Donkey

(Sub Pop)

recommended recommended 1/2

In between CSS's blog-baiting 2005 debut (reissued by Sub Pop in 2006), and this follow-up, the band released a pair of songs online: a cover of L7's "Pretend We're Dead" and a modified version of Sleater-Kinney's "I Wanna Be Your Joey Ramone" titled "I Wanna Be Your J.Lo." Beyond solidifying the Brazilian band's love for Riot Grrrl's predecessors and descendants (and J.Lo), these songs, especially the latter, signaled that some subtle changes were in store with Donkey.

The band, whose biggest hits have been electro-pop numbers such as "Let's Make Love and Listen to Death from Above," "Alala," and "Music Is My Hot, Hot Sex," have largely let the drum machines and synthesizers off the hook for their sophomore effort. Lovefoxxx might still rather be your Jennifer Lopez than your Joey Ramone, but only just barely. Instead, they've hired a session drummer; the effect is that the beats are still grid-quantized precise, they just come from an acoustic drum kit. The synths, meanwhile, are pushed to the fringes, only really showing up to add emphasis to an occasional chorus.

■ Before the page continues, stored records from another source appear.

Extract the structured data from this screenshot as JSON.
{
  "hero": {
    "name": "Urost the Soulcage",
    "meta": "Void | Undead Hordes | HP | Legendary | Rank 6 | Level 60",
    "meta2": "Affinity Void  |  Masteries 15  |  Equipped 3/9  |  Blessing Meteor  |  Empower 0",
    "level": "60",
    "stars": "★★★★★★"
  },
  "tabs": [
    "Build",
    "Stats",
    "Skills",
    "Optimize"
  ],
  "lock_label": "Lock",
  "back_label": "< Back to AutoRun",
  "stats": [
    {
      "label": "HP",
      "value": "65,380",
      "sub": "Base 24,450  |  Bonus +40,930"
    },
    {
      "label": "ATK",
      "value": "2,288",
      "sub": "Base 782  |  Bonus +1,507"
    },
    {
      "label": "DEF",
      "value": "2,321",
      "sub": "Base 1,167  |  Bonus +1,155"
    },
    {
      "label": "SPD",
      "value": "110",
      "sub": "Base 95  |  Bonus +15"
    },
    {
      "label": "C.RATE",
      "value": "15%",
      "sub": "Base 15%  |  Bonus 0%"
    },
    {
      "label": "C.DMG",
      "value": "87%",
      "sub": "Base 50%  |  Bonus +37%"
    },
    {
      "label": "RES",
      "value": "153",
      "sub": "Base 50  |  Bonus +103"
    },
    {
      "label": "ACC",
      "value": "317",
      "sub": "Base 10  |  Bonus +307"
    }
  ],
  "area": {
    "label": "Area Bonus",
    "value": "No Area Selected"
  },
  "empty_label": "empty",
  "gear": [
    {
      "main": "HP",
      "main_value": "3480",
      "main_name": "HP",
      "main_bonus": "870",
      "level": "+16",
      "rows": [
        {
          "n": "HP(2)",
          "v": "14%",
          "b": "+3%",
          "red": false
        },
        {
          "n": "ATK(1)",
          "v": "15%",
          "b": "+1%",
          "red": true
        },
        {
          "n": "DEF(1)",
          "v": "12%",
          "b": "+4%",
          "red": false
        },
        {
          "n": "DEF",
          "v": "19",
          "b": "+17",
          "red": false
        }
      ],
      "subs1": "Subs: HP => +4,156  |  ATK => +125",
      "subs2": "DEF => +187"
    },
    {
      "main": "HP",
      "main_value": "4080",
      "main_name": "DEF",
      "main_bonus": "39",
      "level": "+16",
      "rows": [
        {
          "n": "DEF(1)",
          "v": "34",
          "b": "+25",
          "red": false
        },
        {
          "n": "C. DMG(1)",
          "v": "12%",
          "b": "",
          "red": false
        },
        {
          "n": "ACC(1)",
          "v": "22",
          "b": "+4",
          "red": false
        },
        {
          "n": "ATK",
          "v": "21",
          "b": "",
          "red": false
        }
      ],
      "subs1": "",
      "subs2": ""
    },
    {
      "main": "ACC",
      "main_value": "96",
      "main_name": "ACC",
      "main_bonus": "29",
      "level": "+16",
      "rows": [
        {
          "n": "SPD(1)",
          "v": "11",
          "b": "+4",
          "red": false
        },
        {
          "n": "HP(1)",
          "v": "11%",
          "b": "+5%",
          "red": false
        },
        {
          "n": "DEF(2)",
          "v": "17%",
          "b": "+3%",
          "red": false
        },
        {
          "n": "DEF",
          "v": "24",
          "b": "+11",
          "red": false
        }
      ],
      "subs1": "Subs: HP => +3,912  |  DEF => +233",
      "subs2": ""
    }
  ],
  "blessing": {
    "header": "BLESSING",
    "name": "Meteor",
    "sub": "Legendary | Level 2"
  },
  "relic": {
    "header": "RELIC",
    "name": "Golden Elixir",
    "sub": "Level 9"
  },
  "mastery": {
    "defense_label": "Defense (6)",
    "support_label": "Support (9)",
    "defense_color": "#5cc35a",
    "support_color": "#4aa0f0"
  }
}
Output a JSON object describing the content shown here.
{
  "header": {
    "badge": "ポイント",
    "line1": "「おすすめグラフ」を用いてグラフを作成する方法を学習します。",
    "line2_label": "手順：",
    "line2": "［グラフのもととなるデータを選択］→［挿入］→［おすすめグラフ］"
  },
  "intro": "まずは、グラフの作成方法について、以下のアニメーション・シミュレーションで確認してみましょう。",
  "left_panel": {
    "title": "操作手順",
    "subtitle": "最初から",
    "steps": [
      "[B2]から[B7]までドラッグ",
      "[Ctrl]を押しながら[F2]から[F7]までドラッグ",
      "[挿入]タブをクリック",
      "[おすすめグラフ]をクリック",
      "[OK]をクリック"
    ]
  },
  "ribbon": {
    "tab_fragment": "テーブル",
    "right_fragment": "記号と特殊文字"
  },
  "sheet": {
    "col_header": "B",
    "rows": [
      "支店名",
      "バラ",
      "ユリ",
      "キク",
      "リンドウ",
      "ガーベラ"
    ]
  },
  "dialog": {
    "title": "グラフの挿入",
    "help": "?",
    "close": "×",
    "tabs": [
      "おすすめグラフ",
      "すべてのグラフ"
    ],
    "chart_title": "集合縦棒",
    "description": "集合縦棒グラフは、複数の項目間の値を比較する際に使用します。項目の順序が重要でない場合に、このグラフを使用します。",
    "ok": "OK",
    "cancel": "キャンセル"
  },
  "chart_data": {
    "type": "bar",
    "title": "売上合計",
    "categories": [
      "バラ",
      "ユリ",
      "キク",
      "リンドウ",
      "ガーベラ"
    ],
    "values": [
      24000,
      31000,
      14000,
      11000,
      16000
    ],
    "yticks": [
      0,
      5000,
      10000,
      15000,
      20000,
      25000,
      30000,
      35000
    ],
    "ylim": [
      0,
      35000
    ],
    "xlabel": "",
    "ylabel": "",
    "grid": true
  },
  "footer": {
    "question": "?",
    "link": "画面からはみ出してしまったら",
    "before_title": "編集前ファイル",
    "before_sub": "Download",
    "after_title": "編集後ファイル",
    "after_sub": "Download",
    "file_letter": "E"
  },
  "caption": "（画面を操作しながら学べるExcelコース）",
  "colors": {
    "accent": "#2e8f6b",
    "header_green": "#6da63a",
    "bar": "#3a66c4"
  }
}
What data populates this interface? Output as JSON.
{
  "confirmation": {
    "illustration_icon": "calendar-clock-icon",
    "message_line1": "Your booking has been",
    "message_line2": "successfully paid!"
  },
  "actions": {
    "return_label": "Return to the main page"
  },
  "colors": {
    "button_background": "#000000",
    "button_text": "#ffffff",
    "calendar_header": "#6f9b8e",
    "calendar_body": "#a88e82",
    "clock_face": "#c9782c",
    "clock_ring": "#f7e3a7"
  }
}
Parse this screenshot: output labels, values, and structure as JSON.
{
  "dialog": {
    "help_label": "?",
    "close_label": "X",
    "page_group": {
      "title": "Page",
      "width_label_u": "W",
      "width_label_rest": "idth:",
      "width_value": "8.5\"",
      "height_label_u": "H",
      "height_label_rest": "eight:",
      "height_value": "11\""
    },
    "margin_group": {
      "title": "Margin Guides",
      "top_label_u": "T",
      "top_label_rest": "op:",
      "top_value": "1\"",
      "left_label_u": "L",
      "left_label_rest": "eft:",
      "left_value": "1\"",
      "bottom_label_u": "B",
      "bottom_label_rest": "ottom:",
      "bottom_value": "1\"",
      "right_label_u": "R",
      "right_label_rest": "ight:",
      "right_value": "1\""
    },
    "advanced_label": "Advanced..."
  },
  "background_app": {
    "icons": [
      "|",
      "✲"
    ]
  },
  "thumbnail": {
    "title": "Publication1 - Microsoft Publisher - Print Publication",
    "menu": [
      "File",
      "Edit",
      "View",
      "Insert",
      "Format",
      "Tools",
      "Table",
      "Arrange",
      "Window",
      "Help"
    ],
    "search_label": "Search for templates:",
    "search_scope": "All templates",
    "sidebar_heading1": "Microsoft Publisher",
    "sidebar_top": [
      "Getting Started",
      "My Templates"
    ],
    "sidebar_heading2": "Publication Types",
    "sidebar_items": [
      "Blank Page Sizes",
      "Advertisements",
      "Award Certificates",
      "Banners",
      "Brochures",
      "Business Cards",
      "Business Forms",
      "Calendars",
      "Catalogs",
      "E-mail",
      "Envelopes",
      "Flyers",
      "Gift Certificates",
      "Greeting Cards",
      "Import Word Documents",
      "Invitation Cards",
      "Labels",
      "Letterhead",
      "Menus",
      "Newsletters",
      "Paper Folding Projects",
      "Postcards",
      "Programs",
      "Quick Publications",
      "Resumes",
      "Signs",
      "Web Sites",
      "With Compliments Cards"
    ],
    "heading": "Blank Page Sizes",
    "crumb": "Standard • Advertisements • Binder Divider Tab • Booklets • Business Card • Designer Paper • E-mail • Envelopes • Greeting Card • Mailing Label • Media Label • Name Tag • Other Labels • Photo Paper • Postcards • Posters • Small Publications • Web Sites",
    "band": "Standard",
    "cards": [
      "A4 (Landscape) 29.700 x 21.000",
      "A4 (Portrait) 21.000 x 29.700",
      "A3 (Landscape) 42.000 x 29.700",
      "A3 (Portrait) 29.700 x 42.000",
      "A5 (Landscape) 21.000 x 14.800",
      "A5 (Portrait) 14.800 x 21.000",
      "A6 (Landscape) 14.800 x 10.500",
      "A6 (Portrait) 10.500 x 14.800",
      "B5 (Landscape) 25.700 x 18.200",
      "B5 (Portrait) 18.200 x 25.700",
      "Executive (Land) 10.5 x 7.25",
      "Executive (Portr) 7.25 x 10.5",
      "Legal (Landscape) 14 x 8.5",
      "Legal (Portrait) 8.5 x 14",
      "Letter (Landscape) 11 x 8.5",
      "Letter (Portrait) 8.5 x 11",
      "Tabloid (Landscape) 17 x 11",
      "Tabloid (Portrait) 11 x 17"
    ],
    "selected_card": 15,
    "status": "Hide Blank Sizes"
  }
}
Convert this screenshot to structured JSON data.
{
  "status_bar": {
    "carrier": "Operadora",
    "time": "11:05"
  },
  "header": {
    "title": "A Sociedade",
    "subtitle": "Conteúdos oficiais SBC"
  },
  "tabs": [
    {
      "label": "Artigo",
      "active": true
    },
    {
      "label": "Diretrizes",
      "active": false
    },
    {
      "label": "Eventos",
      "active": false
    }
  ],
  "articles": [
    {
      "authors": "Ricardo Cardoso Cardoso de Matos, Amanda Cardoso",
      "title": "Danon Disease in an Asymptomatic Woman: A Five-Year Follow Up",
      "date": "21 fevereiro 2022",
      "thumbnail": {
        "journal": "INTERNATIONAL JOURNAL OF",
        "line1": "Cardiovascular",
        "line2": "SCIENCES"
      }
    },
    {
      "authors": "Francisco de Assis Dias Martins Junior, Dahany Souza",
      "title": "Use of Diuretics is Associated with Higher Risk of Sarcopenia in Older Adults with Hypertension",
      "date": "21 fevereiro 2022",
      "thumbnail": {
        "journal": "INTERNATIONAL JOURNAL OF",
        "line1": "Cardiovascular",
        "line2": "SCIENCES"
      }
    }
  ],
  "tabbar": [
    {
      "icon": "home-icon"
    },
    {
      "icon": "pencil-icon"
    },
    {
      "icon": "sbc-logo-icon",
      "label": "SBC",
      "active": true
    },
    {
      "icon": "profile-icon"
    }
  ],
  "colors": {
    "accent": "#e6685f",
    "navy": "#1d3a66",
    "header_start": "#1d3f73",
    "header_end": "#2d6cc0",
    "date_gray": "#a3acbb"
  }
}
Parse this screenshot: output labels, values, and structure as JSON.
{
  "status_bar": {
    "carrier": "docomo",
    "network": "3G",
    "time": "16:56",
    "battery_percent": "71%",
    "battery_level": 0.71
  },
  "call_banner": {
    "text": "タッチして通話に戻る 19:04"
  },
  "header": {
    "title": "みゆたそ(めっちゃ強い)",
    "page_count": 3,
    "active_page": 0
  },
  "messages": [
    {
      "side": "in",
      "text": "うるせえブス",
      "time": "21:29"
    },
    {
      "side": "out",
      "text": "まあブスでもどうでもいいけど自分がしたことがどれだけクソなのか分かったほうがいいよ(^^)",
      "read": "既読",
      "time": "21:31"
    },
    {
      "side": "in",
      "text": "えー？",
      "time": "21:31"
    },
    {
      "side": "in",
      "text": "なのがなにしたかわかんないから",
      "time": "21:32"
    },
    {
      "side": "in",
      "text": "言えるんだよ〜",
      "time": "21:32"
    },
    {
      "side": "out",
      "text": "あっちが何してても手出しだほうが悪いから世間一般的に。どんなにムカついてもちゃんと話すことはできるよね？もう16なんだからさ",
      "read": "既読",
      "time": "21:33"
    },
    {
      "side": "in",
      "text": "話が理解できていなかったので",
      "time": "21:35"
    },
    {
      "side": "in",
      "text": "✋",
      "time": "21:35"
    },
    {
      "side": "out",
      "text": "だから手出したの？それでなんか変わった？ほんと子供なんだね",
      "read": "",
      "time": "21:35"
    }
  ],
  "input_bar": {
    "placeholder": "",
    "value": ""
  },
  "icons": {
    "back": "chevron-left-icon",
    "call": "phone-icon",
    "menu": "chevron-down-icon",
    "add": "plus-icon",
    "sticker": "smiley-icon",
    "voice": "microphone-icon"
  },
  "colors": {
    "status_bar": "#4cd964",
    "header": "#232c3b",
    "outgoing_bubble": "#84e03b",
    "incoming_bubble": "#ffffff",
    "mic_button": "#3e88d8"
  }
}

Granted, the band have always been as much a guitar band, a rock band if you must, as an electro band. But the guitars on Donkey are not only more dominant but also markedly different than those on their debut. That album's shambolic thrash has been replaced by sharp, slightly dissonant stabs and tightly snaking melodies that recall Sleater-Kinney perhaps more than any cover could.

The album has some gems—the moody, rocking lead single, "Rat Is Dead (Rage)," which shifts between pogo beats from its bitter titular emotion to a kind of fragile but defiant enthusiasm; the Dance Song 2008 guitar hooks of "Give Up" and "Beautiful Song"; and the wistful and melancholy "Air Painter." Nothing has the same novel glee as their debut, but then this album often seems set on greater emotional variety.

Still, this kind of tense dueling-guitar drama is better suited to Sleater-Kinney's charged third-wave anthems than it is to CSS's globe-trotting hipster laments (cities referenced on Donkey: Baltimore, Amsterdam, Helsinki—must be a bummer). Songs like the bouncy and admittedly catchy "Jager Yoga," with its hints of existentialism quickly sidetracked into nightlife, and "Let's Reggae All Night" (thankfully not an actual attempt at reggae), as well the album's less striking numbers, reaffirm CSS as a pretty, vacant party band. The great thing about SK, of course, is that they had words and guitar.